Who You Think I Am circles ideas around the double-edged nature of social media, the importance of being desired as you get older and the double standards facing age differences between men and women. As the story moves on, Nebbou, and co-writer Julie Peyr, adapting the novel by Camille Laurens, take the tone into more serious dramatic territory. By the third act, the twists, turns and rug-pulls build up at such a dizzying rate that they undermine credibility. But Binoche keeps it all on track, perfectly toggling between the joy of a new love and the nerviness of maintaining a façade. Who You Think I Am is another stage in a golden era for Binoche, from Let The Sunshine In to High Life, Non-fiction to The Truth. Long may it continue.
DIRECTOR Pablo Larraín
CAST Mariana Di Girolamo, Gael García Bernal
PLOT Following the short-lived adoption of a young boy which ended traumatically, Ema (Di Girolamo) and Gaston (Bernal) come to a crossroads in their relationship. She’s a dancer, he’s a choreographer, and through the movement in their professional lives, their personal ones begin to unravel.
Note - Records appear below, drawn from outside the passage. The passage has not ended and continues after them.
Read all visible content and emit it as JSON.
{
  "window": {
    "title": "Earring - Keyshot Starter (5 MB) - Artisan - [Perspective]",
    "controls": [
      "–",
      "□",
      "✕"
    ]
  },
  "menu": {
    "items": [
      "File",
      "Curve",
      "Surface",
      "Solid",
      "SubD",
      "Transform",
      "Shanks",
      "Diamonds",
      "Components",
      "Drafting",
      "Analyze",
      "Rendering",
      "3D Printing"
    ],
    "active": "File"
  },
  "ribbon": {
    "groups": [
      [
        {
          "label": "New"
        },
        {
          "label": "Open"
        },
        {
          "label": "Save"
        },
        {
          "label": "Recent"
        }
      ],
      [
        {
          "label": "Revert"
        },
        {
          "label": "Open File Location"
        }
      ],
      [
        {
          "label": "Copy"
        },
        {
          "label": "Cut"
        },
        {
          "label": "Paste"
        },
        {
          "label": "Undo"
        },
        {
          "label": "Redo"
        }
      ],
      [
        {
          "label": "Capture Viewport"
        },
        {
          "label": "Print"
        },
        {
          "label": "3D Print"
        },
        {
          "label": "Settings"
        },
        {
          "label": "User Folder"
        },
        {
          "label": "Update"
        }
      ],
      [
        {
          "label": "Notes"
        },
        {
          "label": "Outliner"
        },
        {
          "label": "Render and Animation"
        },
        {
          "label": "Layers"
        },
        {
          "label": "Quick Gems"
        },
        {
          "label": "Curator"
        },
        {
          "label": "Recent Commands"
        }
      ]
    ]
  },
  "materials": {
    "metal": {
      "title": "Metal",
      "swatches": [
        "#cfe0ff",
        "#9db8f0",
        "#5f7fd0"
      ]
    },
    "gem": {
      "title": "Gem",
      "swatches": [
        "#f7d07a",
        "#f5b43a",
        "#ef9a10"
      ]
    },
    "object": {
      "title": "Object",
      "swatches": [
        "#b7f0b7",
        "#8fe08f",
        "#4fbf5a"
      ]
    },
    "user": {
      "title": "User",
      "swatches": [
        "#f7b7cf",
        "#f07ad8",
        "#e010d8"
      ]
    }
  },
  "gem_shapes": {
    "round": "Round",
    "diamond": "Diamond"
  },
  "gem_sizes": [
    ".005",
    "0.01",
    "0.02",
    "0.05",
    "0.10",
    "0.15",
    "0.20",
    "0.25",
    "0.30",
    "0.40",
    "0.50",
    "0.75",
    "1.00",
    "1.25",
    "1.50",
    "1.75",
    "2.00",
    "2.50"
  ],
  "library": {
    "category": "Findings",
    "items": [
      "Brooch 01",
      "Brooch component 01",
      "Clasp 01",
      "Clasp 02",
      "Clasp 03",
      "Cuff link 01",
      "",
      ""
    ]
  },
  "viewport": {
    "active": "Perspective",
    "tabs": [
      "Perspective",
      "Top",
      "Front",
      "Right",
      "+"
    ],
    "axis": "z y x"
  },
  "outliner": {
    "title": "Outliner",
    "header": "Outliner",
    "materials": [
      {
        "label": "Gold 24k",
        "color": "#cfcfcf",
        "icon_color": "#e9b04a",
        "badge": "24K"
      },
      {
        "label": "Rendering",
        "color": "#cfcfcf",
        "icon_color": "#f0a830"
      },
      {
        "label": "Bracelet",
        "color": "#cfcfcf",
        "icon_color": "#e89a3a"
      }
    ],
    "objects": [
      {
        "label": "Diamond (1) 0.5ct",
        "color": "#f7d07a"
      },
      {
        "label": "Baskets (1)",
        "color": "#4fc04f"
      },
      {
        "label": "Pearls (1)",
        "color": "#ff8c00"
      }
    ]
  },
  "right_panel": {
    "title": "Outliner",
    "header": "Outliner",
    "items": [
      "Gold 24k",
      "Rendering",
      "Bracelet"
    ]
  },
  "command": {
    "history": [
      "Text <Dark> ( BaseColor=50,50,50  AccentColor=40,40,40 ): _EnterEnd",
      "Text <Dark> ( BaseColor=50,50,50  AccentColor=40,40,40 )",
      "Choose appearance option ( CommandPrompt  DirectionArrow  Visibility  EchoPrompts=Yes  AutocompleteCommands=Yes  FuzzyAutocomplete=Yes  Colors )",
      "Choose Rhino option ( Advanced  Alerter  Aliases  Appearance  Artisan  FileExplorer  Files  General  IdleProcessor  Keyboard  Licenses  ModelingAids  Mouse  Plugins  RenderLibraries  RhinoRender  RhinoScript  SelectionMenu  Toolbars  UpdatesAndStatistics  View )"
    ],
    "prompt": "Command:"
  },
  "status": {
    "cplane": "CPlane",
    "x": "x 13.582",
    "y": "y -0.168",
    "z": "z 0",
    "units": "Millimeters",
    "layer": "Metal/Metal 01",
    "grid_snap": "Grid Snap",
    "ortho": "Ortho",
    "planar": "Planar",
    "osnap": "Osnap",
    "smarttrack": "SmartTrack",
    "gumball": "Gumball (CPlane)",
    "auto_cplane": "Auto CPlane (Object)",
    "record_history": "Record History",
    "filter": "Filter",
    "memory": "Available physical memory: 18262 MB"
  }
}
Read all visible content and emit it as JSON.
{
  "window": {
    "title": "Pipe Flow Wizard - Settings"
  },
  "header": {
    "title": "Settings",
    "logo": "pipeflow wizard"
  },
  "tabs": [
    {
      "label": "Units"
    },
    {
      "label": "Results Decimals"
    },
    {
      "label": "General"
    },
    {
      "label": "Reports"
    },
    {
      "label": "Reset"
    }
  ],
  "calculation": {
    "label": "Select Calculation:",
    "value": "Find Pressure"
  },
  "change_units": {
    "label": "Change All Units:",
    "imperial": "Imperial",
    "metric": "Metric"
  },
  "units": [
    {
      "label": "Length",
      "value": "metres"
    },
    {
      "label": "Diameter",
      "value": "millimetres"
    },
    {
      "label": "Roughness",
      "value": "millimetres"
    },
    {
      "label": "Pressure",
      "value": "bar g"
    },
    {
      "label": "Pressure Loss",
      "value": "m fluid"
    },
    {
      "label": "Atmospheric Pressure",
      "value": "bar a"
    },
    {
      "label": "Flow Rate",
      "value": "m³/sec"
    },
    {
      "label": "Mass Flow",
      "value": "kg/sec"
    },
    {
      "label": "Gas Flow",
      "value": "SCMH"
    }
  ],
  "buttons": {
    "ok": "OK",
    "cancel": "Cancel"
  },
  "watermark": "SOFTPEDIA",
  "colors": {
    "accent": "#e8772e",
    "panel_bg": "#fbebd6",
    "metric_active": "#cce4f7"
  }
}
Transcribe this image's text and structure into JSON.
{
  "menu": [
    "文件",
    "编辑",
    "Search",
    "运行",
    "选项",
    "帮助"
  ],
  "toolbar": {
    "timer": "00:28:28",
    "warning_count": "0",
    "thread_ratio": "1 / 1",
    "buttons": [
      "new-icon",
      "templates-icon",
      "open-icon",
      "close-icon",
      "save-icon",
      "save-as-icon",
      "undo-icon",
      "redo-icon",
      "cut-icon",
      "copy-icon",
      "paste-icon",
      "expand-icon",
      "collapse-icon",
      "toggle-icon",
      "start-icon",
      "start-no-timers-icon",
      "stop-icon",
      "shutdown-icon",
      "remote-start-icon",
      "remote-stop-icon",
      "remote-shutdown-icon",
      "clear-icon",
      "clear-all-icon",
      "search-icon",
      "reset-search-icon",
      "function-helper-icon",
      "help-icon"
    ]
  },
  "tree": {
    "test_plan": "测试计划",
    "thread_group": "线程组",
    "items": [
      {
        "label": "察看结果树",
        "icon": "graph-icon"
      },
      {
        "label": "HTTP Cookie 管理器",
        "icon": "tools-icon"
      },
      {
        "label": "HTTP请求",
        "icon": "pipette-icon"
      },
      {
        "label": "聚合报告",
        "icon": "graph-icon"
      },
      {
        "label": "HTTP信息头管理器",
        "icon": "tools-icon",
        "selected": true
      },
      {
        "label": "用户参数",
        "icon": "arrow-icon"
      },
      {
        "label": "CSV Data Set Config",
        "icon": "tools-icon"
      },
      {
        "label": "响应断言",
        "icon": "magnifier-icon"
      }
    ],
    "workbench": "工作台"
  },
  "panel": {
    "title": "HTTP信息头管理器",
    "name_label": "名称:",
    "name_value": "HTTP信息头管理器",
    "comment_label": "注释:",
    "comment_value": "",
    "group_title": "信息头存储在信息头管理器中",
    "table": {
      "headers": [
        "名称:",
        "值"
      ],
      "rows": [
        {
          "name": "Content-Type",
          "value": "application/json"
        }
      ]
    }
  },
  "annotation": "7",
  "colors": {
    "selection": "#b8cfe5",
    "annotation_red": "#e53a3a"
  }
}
THERE ARE DENSE, delicious layers of poetry and physical language to sink your teeth into in Pablo Larraín’s incendiary drama Ema (his first since Jackie), in which the limits of human desire are stretched and tested. The somewhat simple premise — a couple suffering through the aftermath of a loss — unravels with serious intensity, with gripping performances and a labyrinthian story that just keeps unfolding.
As the eponymous dancer at the epicentre of a microcosm of destruction, Mariana Di Girolamo is a magnetic presence. The relative newcomer leads proceedings with a subtle command of both body language and her delivery of the sharp dialogue. Larraín frames early arguments between Ema and Gael García Bernal’s Gaston (he’s the choreographer of her dance troupe) as direct addresses to the viewer, each hurting party putting their pain on our shoulders when the other can no longer carry it. Bernal is as enigmatic as ever, even as he is needy and neurotic — this is one of the actor’s most comical roles to date.
The story quickly spirals out of this one couple’s control, as notions of loyalty and ownership, of power and independence, become fluid. The guilt and resentment over the couple’s loss sows the seeds of a dangerously seductive story, turning grown adults into beings childlike and impulsive. Other lovers and relatives enter Ema’s orbit, prioritising an atmospheric world of desire and feeling over any one linear narrative. Larraín weaves a story that looks at the sexual dynamics of secretly polyamorous people, tainted by the tension surrounding the couple after they abandon adopted son Polo to an orphanage after a horrific incident involving his aunt.
The seductive mood is sharply crafted both sonically and visually. DJ and producer Nicolas Jaar spins a rousing electronic score that blurs synths and sirens, reggaeton beats and piercing vocals. Music courses through the film, underscoring the choreography but also accentuating moments of quiet — ones probably lived in silence, now incandescent for the viewer imagining what emotions could be running through these characters’ minds.
DP Sergio Armstrong lenses the film in extreme colours, incorporating the pink and green lamps of nighttime streets, and some shots fully ablaze with orange due to pyromaniac outbreaks at night. It never veers into anything garish or unbelievable, though, Larraín operating in taut, powerful displays of restraint. If vibrant clothing is worn, the rest of the frame is muted. In one scene, burning traffic light crackles against a dark sky.
Piercing stares full of longing and lacking punctuate the film, a vividly human portrait that explores the limits of physical expression. Fear and pleasure, birth and disposal, freedom and responsibility — the obsessions of a relationship powered and chained by love are examined in dizzying detail in a masterful exploration of complicated emotions.